You might say the same of a toaster, but these hypothesis are not equally strong. The toaster doesn't exhibit any behaviors to suggest that it's conscious. Consciousness isn't a hypothesis with any explanatory power for the observed behaviors of a toaster. It's not a hypothesis that's on the table. That's why the analogy doesn't work.
To put a fine point on it, it appears on it's face that AIs could be conscious. They can put on a very convincing performance of being a person. A sufficiently convincing performance is indistinguishable from the real thing. So at face value, the burden of proof is on them not being conscious. Reductionist arguments that present the mechanics of how they work and leap to their not being conscious don't work, because there is no law saying a statistical model can't be conscious. That's an assumption, not knowledge.
> Much like Russel argued that the burden of proof of God's existence is on theists, the burden to establish this parallel is on you as the person forwarding the argument.
I pointed out the parallel in both statements. I can't do more than that.
> Russel isn't arguing that a teapot is as real as God in the same way it's disputed here that a toaster is as conscious as an LLM.
The teapot isn't real and the toaster consciousness is not real. What am I missing?
> AI is a real phenomenon that we can study and measure.
Robot cows are real as well.
> There is no experiment that anyone has devised can determine whether or not they are conscious, so that is the reality - uncertainty. That doesn't mean they're conscious. It means that the belief they are not conscious is assumption.
Yeah. You can't prove it for any entity. I agree.

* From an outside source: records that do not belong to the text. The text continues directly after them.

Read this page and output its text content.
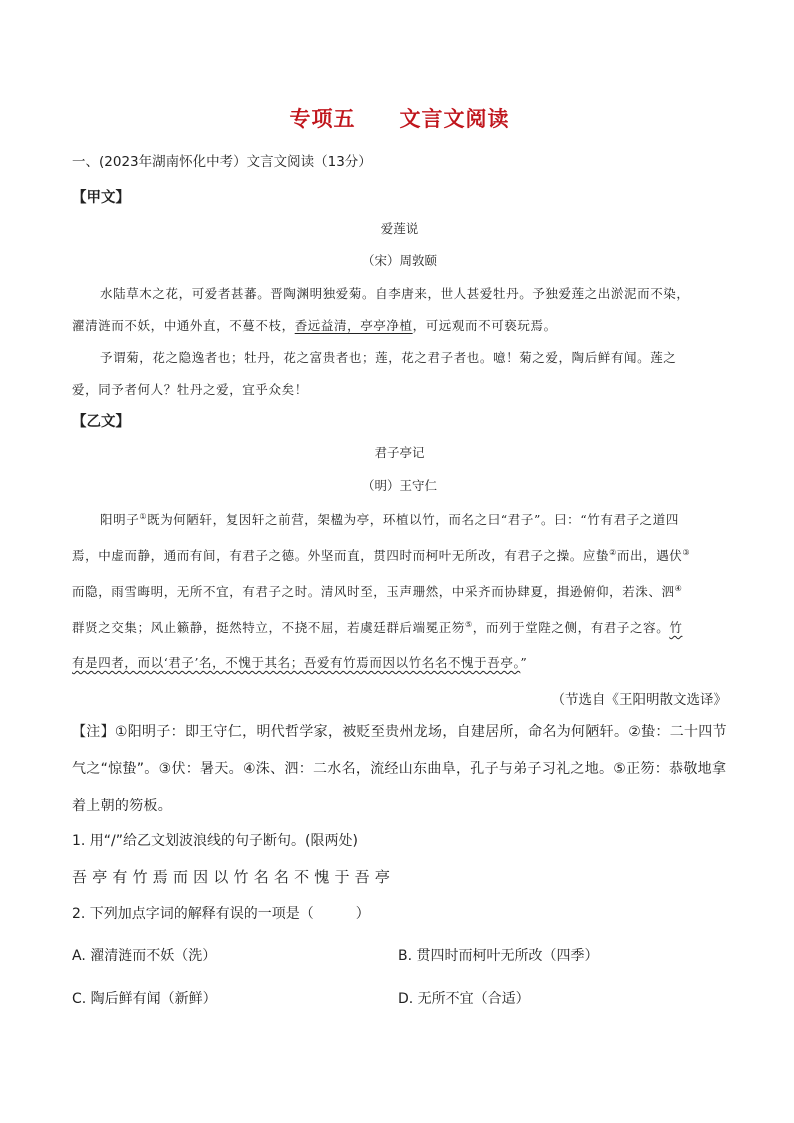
专项五　　文言文阅读
一、(2023年湖南怀化中考）文言文阅读（13分）
【甲文】
爱莲说
（宋）周敦颐
水陆草木之花，可爱者甚蕃。晋陶渊明独爱菊。自李唐来，世人甚爱牡丹。予独爱莲之出淤泥而不染，
濯清涟而不妖，中通外直，不蔓不枝，香远益清，亭亭净植，可远观而不可亵玩焉。
予谓菊，花之隐逸者也；牡丹，花之富贵者也；莲，花之君子者也。噫！菊之爱，陶后鲜有闻。莲之
爱，同予者何人？牡丹之爱，宜乎众矣！
【乙文】
君子亭记
（明）王守仁
阳明子①既为何陋轩，复因轩之前营，架楹为亭，环植以竹，而名之曰“君子”。曰：“竹有君子之道四
焉，中虚而静，通而有间，有君子之德。外坚而直，贯四时而柯叶无所改，有君子之操。应蛰②而出，遇伏③
而隐，雨雪晦明，无所不宜，有君子之时。清风时至，玉声珊然，中采齐而协肆夏，揖逊俯仰，若洙、泗④
群贤之交集；风止籁静，挺然特立，不挠不屈，若虞廷群后端冕正笏⑤，而列于堂陛之侧，有君子之容。竹
有是四者，而以‘君子’名，不愧于其名；吾爱有竹焉而因以竹名名不愧于吾亭。”
（节选自《王阳明散文选译》
【注】①阳明子：即王守仁，明代哲学家，被贬至贵州龙场，自建居所，命名为何陋轩。②蛰：二十四节
气之“惊蛰”。③伏：暑天。④洙、泗：二水名，流经山东曲阜，孔子与弟子习礼之地。⑤正笏：恭敬地拿
着上朝的笏板。
1. 用“/”给乙文划波浪线的句子断句。(限两处)
吾 亭 有 竹 焉 而 因 以 竹 名 名 不 愧 于 吾 亭
2. 下列加点字词的解释有误的一项是（　　　）
A. 濯清涟而不妖（洗）	B. 贯四时而柯叶无所改（四季）
C. 陶后鲜有闻（新鲜）	D. 无所不宜（合适）
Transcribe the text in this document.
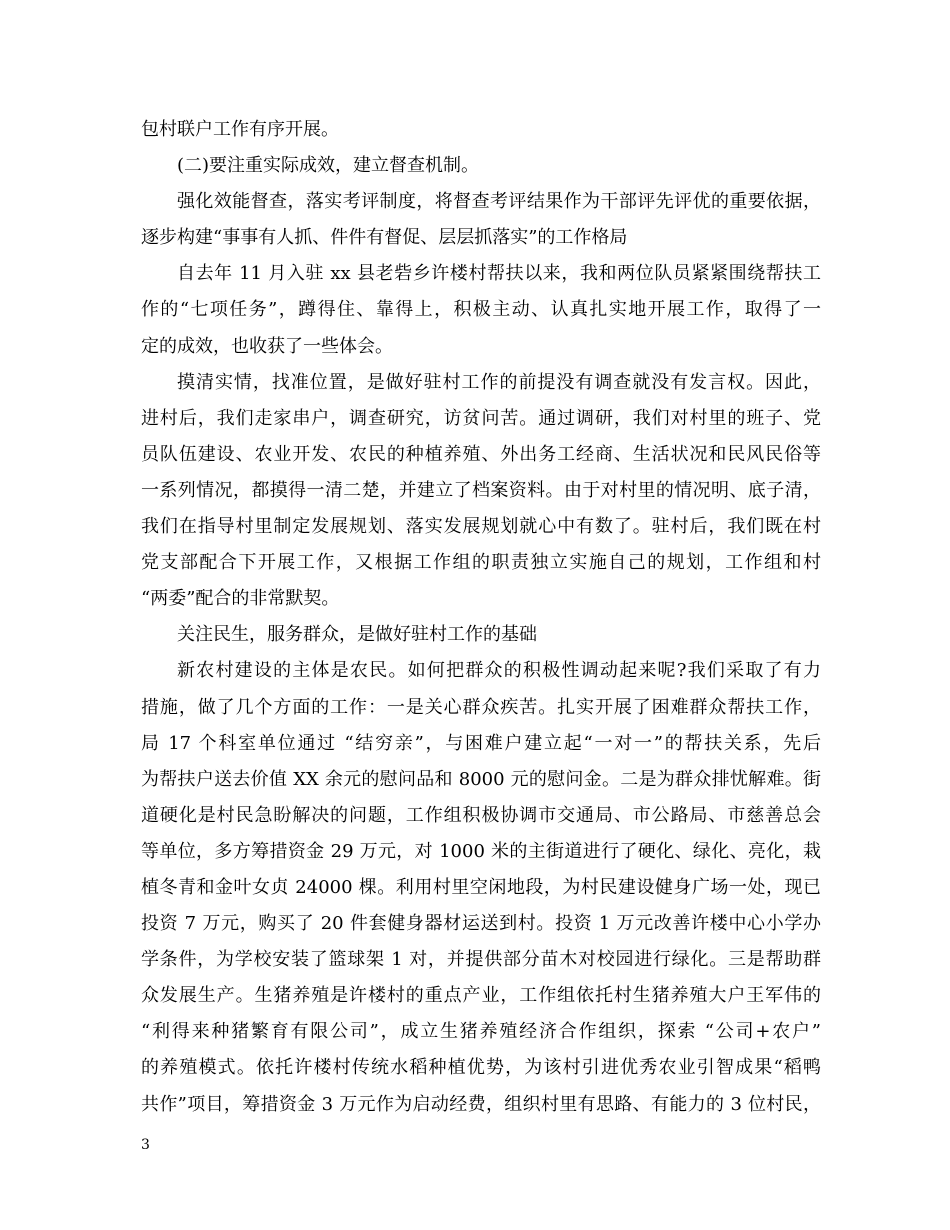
包村联户工作有序开展。
(二)要注重实际成效，建立督查机制。
强化效能督查，落实考评制度，将督查考评结果作为干部评先评优的重要依据，
逐步构建“事事有人抓、件件有督促、层层抓落实”的工作格局
自去年 11 月入驻 xx 县老砦乡许楼村帮扶以来，我和两位队员紧紧围绕帮扶工
作的“七项任务”，蹲得住、靠得上，积极主动、认真扎实地开展工作，取得了一
定的成效，也收获了一些体会。
摸清实情，找准位置，是做好驻村工作的前提没有调查就没有发言权。因此，
进村后，我们走家串户，调查研究，访贫问苦。通过调研，我们对村里的班子、党
员队伍建设、农业开发、农民的种植养殖、外出务工经商、生活状况和民风民俗等
一系列情况，都摸得一清二楚，并建立了档案资料。由于对村里的情况明、底子清，
我们在指导村里制定发展规划、落实发展规划就心中有数了。驻村后，我们既在村
党支部配合下开展工作，又根据工作组的职责独立实施自己的规划，工作组和村
“两委”配合的非常默契。
关注民生，服务群众，是做好驻村工作的基础
新农村建设的主体是农民。如何把群众的积极性调动起来呢?我们采取了有力
措施，做了几个方面的工作：一是关心群众疾苦。扎实开展了困难群众帮扶工作，
局 17 个科室单位通过 “结穷亲”，与困难户建立起“一对一”的帮扶关系，先后
为帮扶户送去价值 XX 余元的慰问品和 8000 元的慰问金。二是为群众排忧解难。街
道硬化是村民急盼解决的问题，工作组积极协调市交通局、市公路局、市慈善总会
等单位，多方筹措资金 29 万元，对 1000 米的主街道进行了硬化、绿化、亮化，栽
植冬青和金叶女贞 24000 棵。利用村里空闲地段，为村民建设健身广场一处，现已
投资 7 万元，购买了 20 件套健身器材运送到村。投资 1 万元改善许楼中心小学办
学条件，为学校安装了篮球架 1 对，并提供部分苗木对校园进行绿化。三是帮助群
众发展生产。生猪养殖是许楼村的重点产业，工作组依托村生猪养殖大户王军伟的
“利得来种猪繁育有限公司”，成立生猪养殖经济合作组织，探索 “公司+农户”
的养殖模式。依托许楼村传统水稻种植优势，为该村引进优秀农业引智成果“稻鸭
共作”项目，筹措资金 3 万元作为启动经费，组织村里有思路、有能力的 3 位村民，
3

> You might say the same of a toaster, but these hypothesis are not equally strong. The toaster doesn't exhibit any behaviors to suggest that it's conscious. Consciousness isn't a hypothesis with any explanatory power for the observed behaviors of a toaster. It's not a hypothesis that's on the table. That's why the analogy doesn't work.
The bull swears that the robot cow is a real cow. But we know better.

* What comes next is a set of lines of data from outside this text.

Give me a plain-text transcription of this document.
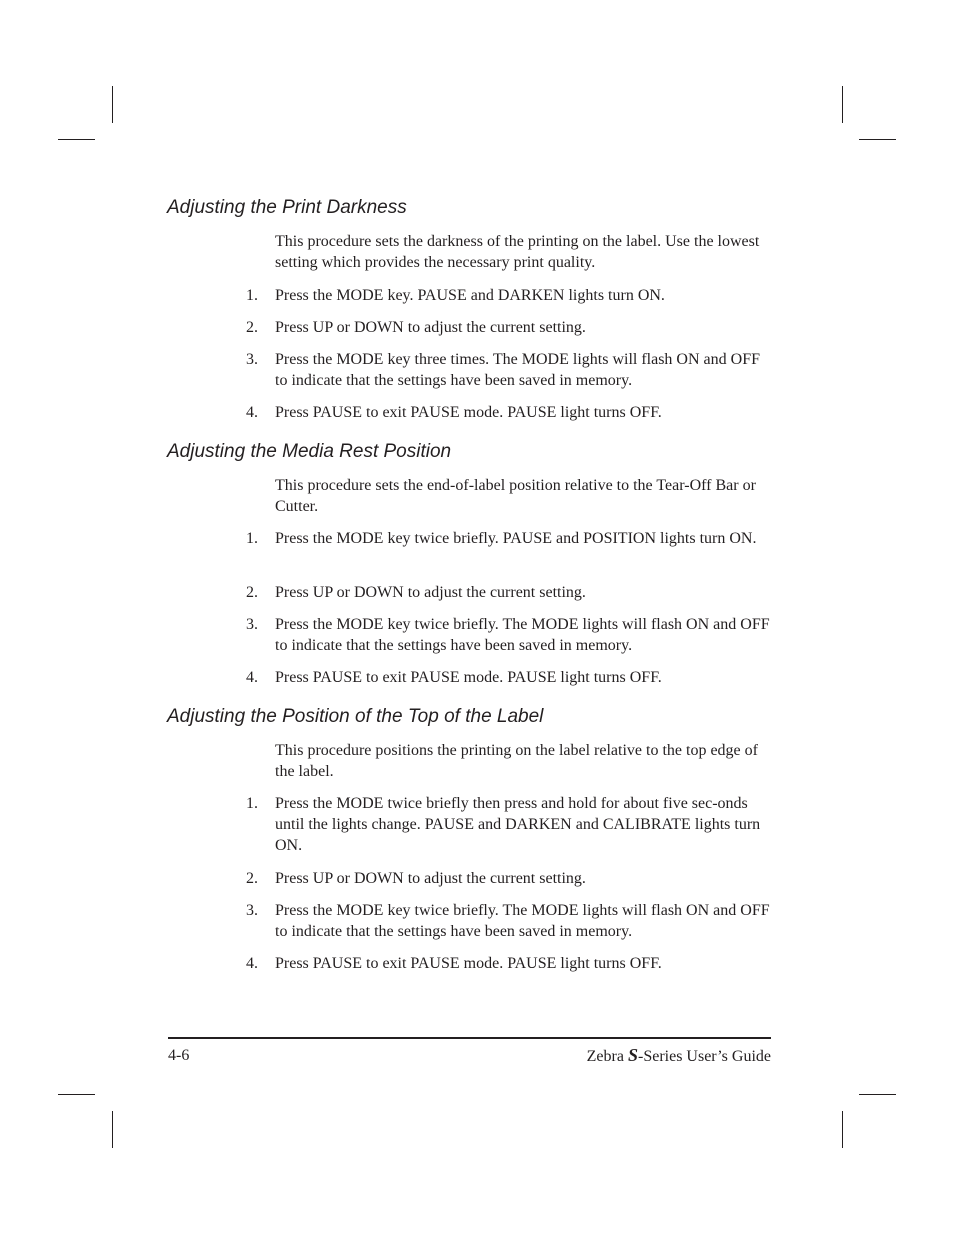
Adjusting the Print Darkness

This procedure sets the darkness of the printing on the label. Use the lowest setting which provides the necessary print quality.

1. Press the MODE key. PAUSE and DARKEN lights turn ON.
2. Press UP or DOWN to adjust the current setting.
3. Press the MODE key three times. The MODE lights will flash ON and OFF to indicate that the settings have been saved in memory.
4. Press PAUSE to exit PAUSE mode. PAUSE light turns OFF.
Adjusting the Media Rest Position

This procedure sets the end-of-label position relative to the Tear-Off Bar or Cutter.

1. Press the MODE key twice briefly. PAUSE and POSITION lights turn ON.
2. Press UP or DOWN to adjust the current setting.
3. Press the MODE key twice briefly. The MODE lights will flash ON and OFF to indicate that the settings have been saved in memory.
4. Press PAUSE to exit PAUSE mode. PAUSE light turns OFF.
Adjusting the Position of the Top of the Label

This procedure positions the printing on the label relative to the top edge of the label.

1. Press the MODE twice briefly then press and hold for about five sec-onds until the lights change. PAUSE and DARKEN and CALIBRATE lights turn ON.
2. Press UP or DOWN to adjust the current setting.
3. Press the MODE key twice briefly. The MODE lights will flash ON and OFF to indicate that the settings have been saved in memory.
4. Press PAUSE to exit PAUSE mode. PAUSE light turns OFF.
4-6	Zebra S-Series User’s Guide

> To put a fine point on it, it appears on it's face that AIs could be conscious.
It doesn't to me. Not any facelength.
> They can put on a very convincing performance of being a person. A sufficiently convincing performance is indistinguishable from the real thing.
Objective reality has never cared (am I anthropomorphizing now?) what is indistinguishable for people.
> So at face value, the burden of proof is on them not being conscious.
Which party is the burden of proof on? This is confusing since you are saying that the burden of proof is on a position (on them not being conscious).
Is the burden of proof on people who argue that they are n o t conscious? That's peculiar.
I have never heard about any principle in philosophy or in science that says that, given enough Looks Like A Duck points, it is a duck. Based on subjective experience, even.
We obviously can't demand a falsifiable theory here. But we have to do better than arguing from incredulity.
> Reductionist arguments that present the mechanics of how they work and leap to their not being conscious don't work, because there is no law saying a statistical model can't be conscious. That's an assumption, not knowledge.
They don't have to rise to the level of disproving something for which they have no burden to disprove.